Der typisierende Zinssatz von 6 Prozent per anno gem. § 258 AO gilt bereits seit über 50 Jahren und damit über einen Zeitraum, in dem erhebliche Zinsschwankungen nach oben und unten auftraten. Beispielsweise lag der Zinssatz von
6 Prozent per anno 1978 erheblich über dem seinerzeit vorgesehenen Zinssatz für Sparguthaben, sodass im Vorfeld der Einführung der Vollverzinsung befürchtet wurde, Steuerpflichtige könnten durch Gestaltungen eine zinsgünstige Anlage beim Finanzamt erreichen. Der Diskontsatz als Orientierungsgröße unterlag seit den 50er Jahren regelmäßigen Schwankungen zwischen Unterwerten von 2,75 Prozent (1959) oder 2,5 Prozent (1988) und Spitzen von 7,5 Prozent (1970), 7,5 Prozent (1980/1981) und 8,75 Prozent (1992). Seit Beginn des neuen Jahrhunderts hat sich der Zinssatz dann kontinuierlich nach unten bewegt, lediglich zwischen 2007 und 2009 ist es zu einem Anstieg von 1,95 Prozent per 01.07.2006 über 2,70 Prozent per 01.01.2007 auf 3,32 Prozent per 01.01.2008 gekommen, um sodann ab Mitte 2009 unter die Ein-Prozent-Grenze zu fallen (0,12 Prozent per 01.07.2009, siehe im Übrigen oben Basiszinstabelle). Ab dem zweiten Halbjahr 2008 hat sich damit gezeigt, dass sich der Trend der sinkenden Zinsen nicht umgekehrt hatte, sondern nach einem kurzen “Zwischenhoch” fortsetzte.
Gleichwohl sieht das Finanzgericht Hamburg den Gesetzgeber von Verfassungs wegen noch nicht als verpflichtet an, bereits für den hier in Rede stehenden Verzinsungszeitraum von Ende 2004 bis Anfang 2011 eine Anpassung des typisierenden Zinssatzes von 6 Prozent per anno an das gesunkene Zinsniveau vorzunehmen. Zwar bedarf eine typisierende Regelung der Korrektur, wenn sich die tatsächlichen Verhältnisse, die Grundlage einer zulässigen Typisierung waren, durchgreifend ändern. Anders als in den letzten vier Jahrzehnten des vorigen Jahrhunderts mit erheblichen Zinsschwankungen hat sich nunmehr ersichtlich ein Niedrigzinsniveau stabilisiert und haben sich damit die tatsächlichen Verhältnisse gegenüber den Gegebenheiten bei Einführung des Zinssatzes von 6 Prozent per anno entscheidend verändert.

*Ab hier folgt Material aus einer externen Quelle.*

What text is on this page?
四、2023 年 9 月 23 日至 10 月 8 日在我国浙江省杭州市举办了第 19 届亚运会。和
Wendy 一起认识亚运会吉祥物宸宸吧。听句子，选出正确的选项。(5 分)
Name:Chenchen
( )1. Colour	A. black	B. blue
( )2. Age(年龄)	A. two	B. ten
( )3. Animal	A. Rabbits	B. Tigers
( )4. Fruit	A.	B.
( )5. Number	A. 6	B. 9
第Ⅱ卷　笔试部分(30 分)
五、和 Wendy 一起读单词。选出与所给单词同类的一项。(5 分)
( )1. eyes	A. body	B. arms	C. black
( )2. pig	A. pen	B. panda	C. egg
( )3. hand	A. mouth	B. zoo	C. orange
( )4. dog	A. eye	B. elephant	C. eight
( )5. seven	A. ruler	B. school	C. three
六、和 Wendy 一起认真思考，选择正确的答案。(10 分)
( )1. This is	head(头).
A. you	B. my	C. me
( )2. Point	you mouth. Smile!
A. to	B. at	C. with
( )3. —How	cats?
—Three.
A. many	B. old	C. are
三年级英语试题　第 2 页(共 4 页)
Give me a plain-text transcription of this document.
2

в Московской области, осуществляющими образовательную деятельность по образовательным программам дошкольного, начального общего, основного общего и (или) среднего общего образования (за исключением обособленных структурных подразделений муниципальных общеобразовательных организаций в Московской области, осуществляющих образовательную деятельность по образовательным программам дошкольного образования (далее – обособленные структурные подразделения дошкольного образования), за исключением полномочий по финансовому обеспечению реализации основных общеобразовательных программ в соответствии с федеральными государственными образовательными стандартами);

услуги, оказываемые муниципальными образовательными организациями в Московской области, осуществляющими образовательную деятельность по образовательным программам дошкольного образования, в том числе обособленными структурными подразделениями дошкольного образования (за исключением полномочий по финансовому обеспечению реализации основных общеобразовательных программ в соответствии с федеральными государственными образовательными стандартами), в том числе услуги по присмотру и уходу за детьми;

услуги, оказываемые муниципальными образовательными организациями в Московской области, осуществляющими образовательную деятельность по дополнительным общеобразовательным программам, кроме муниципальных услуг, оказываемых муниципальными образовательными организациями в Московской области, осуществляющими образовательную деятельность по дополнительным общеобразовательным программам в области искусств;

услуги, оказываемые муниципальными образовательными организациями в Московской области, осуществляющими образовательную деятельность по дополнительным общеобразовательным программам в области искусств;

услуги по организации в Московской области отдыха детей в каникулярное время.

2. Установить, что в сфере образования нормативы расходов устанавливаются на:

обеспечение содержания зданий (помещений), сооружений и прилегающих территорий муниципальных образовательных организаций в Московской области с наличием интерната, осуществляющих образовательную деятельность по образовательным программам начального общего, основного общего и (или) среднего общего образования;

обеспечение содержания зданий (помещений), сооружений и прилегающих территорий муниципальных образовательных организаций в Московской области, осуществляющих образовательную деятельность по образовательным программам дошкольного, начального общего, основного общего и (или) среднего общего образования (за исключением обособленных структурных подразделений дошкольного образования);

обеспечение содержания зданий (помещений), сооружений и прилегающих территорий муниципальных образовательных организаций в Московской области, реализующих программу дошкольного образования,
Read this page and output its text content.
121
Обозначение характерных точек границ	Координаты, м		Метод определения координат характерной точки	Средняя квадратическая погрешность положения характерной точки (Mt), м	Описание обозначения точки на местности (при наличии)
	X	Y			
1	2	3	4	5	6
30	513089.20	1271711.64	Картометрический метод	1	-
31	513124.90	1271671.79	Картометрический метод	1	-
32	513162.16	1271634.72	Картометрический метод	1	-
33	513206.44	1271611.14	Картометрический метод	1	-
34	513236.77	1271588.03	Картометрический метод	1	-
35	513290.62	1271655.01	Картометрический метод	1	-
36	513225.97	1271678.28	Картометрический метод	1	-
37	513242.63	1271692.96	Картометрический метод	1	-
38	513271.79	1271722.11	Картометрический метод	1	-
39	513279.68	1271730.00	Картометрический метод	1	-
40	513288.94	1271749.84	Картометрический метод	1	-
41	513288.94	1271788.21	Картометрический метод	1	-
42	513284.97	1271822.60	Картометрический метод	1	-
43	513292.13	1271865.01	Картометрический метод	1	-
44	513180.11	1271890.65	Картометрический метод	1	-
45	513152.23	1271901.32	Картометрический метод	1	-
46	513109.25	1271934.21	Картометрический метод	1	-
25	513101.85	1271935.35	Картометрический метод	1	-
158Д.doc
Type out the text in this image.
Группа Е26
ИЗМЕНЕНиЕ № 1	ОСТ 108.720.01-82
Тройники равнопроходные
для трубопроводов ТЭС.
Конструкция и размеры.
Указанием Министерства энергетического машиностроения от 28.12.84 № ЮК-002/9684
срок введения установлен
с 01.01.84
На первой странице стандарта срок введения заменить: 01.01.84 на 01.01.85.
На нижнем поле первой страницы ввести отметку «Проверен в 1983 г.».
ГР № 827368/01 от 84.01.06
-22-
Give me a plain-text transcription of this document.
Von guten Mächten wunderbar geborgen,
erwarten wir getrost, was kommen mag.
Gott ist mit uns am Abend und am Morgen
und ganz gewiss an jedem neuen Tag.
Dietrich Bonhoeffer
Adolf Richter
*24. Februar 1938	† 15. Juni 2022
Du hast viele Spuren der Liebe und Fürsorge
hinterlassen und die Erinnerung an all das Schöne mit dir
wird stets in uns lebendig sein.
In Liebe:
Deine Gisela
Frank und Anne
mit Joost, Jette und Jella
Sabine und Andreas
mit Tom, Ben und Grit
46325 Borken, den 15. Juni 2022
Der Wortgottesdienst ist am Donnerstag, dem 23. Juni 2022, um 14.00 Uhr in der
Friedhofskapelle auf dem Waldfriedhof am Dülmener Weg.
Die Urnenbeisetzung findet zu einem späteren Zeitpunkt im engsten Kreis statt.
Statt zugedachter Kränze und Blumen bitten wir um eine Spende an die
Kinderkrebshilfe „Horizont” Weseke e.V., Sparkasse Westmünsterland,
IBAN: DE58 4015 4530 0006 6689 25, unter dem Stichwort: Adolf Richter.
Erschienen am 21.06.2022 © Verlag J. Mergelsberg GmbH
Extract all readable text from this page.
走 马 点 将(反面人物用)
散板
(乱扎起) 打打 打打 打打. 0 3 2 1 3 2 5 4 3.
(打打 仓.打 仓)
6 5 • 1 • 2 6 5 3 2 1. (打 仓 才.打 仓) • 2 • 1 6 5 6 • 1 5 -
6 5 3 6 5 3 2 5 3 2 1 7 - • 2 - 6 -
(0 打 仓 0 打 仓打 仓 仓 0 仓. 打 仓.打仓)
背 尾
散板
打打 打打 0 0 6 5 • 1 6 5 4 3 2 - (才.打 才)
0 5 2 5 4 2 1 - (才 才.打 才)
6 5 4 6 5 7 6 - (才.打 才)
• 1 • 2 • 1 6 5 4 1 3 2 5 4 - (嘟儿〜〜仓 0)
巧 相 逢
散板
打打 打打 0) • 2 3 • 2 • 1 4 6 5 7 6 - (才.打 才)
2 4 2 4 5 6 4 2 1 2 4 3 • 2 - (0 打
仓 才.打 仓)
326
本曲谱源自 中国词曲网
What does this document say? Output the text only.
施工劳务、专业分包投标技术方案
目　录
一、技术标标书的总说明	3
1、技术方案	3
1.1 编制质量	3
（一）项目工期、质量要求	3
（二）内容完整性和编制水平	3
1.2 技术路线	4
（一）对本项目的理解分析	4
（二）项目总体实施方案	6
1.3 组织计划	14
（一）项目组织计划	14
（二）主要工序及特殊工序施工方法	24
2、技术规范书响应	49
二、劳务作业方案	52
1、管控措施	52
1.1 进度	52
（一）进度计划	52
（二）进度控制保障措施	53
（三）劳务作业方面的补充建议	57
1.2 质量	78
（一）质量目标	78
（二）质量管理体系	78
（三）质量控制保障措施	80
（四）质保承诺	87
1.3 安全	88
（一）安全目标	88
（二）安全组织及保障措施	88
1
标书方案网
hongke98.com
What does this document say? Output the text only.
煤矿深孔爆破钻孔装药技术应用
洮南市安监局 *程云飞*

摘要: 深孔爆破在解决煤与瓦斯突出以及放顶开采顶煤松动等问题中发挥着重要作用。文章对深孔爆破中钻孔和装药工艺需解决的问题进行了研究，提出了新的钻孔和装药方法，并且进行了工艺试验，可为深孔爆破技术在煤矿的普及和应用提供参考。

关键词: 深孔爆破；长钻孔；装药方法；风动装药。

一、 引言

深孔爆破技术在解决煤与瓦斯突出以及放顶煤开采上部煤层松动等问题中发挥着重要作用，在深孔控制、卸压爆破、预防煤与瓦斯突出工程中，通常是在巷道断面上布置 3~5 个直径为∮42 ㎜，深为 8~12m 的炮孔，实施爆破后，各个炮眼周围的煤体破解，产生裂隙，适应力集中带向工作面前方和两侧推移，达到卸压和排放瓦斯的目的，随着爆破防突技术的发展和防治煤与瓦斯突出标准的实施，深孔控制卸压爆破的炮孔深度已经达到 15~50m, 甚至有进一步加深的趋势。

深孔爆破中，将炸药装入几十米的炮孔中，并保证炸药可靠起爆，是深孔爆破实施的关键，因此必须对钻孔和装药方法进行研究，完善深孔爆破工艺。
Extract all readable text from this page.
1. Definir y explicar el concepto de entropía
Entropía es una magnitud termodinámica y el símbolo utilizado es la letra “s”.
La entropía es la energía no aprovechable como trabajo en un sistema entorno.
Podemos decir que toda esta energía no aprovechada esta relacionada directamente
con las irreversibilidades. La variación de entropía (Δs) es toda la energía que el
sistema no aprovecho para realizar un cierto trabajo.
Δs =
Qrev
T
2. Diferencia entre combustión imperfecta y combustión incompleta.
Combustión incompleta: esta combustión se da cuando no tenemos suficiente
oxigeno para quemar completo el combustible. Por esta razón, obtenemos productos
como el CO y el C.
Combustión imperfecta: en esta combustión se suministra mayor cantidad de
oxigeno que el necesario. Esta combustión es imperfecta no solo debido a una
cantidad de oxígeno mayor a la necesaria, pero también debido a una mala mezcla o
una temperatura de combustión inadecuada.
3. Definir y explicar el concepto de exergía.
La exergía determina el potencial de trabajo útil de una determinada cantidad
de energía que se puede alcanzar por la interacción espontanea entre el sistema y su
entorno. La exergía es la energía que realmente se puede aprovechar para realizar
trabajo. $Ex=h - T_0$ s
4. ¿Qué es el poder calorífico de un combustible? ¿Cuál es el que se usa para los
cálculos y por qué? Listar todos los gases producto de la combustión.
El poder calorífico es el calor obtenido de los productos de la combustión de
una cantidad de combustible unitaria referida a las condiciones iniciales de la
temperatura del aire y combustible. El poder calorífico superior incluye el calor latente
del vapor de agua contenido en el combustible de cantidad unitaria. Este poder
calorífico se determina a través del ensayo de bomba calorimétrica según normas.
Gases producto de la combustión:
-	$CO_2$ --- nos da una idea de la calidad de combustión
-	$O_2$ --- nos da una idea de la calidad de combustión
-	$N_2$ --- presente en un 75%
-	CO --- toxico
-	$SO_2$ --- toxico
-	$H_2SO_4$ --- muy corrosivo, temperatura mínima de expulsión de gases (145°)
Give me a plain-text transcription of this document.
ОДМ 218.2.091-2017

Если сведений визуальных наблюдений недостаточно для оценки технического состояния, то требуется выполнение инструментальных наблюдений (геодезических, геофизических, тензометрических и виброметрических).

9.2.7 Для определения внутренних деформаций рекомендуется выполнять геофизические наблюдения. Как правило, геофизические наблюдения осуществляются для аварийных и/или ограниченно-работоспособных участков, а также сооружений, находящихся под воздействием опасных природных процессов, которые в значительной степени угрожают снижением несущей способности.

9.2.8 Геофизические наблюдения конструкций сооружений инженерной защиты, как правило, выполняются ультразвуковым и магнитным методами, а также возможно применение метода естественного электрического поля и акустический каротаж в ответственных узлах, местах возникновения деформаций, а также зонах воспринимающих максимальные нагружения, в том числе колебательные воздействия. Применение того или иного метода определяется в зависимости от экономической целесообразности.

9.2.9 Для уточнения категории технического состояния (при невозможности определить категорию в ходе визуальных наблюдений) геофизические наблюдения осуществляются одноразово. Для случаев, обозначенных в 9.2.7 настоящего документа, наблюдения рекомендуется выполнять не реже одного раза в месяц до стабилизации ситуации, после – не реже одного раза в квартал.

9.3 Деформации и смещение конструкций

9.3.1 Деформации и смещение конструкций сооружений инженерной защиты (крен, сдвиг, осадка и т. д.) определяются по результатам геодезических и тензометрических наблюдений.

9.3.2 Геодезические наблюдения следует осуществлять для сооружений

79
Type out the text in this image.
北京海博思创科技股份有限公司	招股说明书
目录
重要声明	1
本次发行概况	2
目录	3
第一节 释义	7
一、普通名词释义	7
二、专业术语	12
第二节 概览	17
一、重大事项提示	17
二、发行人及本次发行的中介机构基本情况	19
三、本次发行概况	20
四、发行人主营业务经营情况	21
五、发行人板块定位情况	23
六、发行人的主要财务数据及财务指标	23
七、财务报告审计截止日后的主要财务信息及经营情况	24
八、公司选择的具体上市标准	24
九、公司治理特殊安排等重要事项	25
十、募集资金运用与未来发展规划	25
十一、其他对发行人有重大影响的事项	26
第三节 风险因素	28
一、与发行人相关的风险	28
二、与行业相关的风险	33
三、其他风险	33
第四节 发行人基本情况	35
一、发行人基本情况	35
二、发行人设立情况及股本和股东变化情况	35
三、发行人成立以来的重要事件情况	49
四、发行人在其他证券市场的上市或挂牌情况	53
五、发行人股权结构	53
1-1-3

Allerdings führen nach der vornehmlich zu Art. 3 GG entwickelten verfassungsgerichtlichen Rechtsprechung vorhandene Ungleichheiten nicht in jedem Fall zur sofortigen Verfassungswidrigkeit und werden dem Gesetzgeber zur Beseitigung solcher Ungleichheiten in bestimmten Fällen Fristen eingeräumt. Das ist einmal dann der Fall, wenn der Gesetzgeber sich bei Neuregelung eines komplexen Sachverhaltes zunächst mit einer gröber typisierenden und generalisierenden Regelung begnügt, um diese nach hinreichender Sammlung von Erfahrungen allmählich durch eine entsprechend fortschreitende Differenzierung zu verbessern. Zum anderen gilt dies auch dann, wenn die tatsächlichen Verhältnisse sich im Rahmen einer langfristigen Entwicklung in einer Weise verändert haben, dass die Beseitigung der Unstimmigkeiten durch eine einfache und daher schnell zu verwirklichende Anpassung nicht möglich ist.
Vor dem Hintergrund, dass Zinssätze mit Rücksicht auf wirtschaftliche und politische Implikationen Schwankungen unterliegen, wie sie sich in der Vergangenheit stets abgebildet haben, ist dem Gesetzgeber danach eine gewisse Beobachtungszeit zuzubilligen, bevor eine Anpassung an die veränderten Verhältnisse unumgänglich wird. Besonders gilt dies mit Blick darauf, dass es – wie zuvor dargestellt – Anfang 2007 bis Mitte 2008 zu einem nennenswerten Anstieg des Basiszinssatzes gekommen ist. Deshalb war auch zum Ende des hier streitgegenständlichen Verzinsungszeitraums noch keine Zinsanpassung geboten.
Die Revision wurde wegen grundsätzlicher Bedeutung gem. § 115 Abs. 2 FGO zugelassen.
Finanzgericht Hamburg, Urteil vom 23.05.2013 – 2 K 50/12 (Revision wurde eingelegt: BFH – IX R 31/13).